Film marathon to celebrate the Mother Tongue Day

Film marathon to celebrate the Mother Tongue Day

February 21 is International Mother Tongue Day. For many speakers the mother tongue is an indigenous or minority language, a language that rarely appears in school or outside the family. There is often no shortage of prejudices about the speakers of these languages, and in many cases, moreover, to undertake the revival of the language is almost a mirage. Nevertheless, the meaning and value of benefiting from this heritage for speakers allows us to share our thoughts on the mother tongue of indigenous and minority speakers. Proof of this is the variety of films and documentaries that bring us closer to the situations and experiences around the world.

In this film marathon we have been able to watch videos from different communities that have undermined the language of America and Europe.

1) Voices on the rise: Indigenous Language Revitalization in Alberta (Canada)

The first documentary is based in Canada, Alberta, and features the experience of Eli Hirtle. He considers himself an indigenous man in the suburbs, and like so many other indigenous people who live far from the community, Eli did not receive the native language of his family, the cree. [Kri] is the most spoken indigenous language in Canada. She's started learning that mother tongue in adulthood and in the documentary we've been able to see her journey back to that connection with the community.

Watch the documentary here:

2) Video diary of sami Liselotte Wajstedt (Sweden)

The second show was three five-minute videos.
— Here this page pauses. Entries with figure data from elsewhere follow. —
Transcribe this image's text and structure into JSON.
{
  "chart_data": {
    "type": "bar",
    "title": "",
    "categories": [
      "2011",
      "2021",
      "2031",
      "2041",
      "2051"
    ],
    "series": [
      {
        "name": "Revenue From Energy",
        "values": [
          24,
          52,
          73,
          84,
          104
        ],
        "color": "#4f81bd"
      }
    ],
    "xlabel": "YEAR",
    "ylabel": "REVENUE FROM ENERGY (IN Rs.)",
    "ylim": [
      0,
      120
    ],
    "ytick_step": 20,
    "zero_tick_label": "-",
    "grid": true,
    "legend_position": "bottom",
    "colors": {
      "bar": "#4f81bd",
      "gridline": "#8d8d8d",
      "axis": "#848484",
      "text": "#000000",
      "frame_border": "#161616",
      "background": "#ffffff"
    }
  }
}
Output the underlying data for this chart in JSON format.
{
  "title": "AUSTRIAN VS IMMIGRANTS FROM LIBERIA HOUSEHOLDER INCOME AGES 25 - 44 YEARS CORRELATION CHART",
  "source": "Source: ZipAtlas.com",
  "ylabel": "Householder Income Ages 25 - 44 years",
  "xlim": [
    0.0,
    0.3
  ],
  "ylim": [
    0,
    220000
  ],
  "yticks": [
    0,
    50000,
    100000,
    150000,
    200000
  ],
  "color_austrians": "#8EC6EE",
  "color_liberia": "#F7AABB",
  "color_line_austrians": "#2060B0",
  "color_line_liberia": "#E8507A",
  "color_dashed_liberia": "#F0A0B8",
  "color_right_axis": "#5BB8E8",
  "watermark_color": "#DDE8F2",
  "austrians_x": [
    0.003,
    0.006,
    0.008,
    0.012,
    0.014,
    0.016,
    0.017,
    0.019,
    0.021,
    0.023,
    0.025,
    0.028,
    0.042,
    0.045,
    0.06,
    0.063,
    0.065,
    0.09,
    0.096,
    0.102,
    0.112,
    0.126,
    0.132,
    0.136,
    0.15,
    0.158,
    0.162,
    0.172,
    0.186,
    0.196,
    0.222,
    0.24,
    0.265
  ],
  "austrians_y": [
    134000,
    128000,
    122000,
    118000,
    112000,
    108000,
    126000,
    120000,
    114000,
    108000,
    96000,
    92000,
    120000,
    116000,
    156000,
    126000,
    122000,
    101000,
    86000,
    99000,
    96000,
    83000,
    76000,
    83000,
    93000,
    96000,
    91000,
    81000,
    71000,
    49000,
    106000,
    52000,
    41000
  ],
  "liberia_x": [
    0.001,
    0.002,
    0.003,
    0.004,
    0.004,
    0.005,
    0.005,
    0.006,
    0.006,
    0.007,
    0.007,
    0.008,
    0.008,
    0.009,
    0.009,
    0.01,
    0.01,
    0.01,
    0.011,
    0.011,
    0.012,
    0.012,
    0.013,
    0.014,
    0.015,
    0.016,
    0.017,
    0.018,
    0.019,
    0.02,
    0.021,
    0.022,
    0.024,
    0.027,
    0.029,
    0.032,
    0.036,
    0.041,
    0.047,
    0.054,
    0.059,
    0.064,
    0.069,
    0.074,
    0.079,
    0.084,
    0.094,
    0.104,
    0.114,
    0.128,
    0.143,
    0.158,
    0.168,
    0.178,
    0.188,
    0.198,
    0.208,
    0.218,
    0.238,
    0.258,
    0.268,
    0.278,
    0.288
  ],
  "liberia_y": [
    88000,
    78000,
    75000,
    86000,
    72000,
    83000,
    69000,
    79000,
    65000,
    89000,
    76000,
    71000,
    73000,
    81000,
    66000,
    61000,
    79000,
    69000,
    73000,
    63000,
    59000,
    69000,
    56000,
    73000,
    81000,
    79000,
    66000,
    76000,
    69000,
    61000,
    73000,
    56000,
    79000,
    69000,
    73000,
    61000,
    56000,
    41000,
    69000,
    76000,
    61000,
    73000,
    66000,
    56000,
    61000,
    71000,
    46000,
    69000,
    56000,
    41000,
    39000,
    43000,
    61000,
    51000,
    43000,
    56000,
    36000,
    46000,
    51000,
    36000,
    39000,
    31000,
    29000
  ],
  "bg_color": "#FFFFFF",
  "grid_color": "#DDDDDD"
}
We were able to travel to Sweden, to Stockholm. There we have seen how sami woman Liselotte Wajstedt learns the original language of her community. We have seen Liselotte naming in Sami the elements around her, writing loose words in post-it, and gluing them round. We saw him in the subway, in the cafe, in his house, in the woods...
Sami or Lapland languages are spoken in an area from Sweden to Russia, i.e. in Sweden, Norway, Finland and northern Russia.

Watch the documentary here:

3) La parole assassinée - Ar Gomz Drouklazhet

The third documentary is located in Birttany. Speakers of three generations speak and think over their mother tongue. Alyson Cleretek is the director of the documentary.

See the documentary here:

4) MNECH DIZDEA (Mexico). Documentary on the revitalization of the Zapoteco Dizdea language

The fourth projection takes us to Mexico. They tell us about the efforts to revitalize the Zapoteco language.

See teh documentary here:

5) Batzuk. Euskararen lau aurpegi

The last documentary was created by the EAK and Hiru Damatxo producer during the KORRIKA of 2017. In the film we can see different kind of Basque speakers, that are the result of the efforts to revitalize the language during the last years.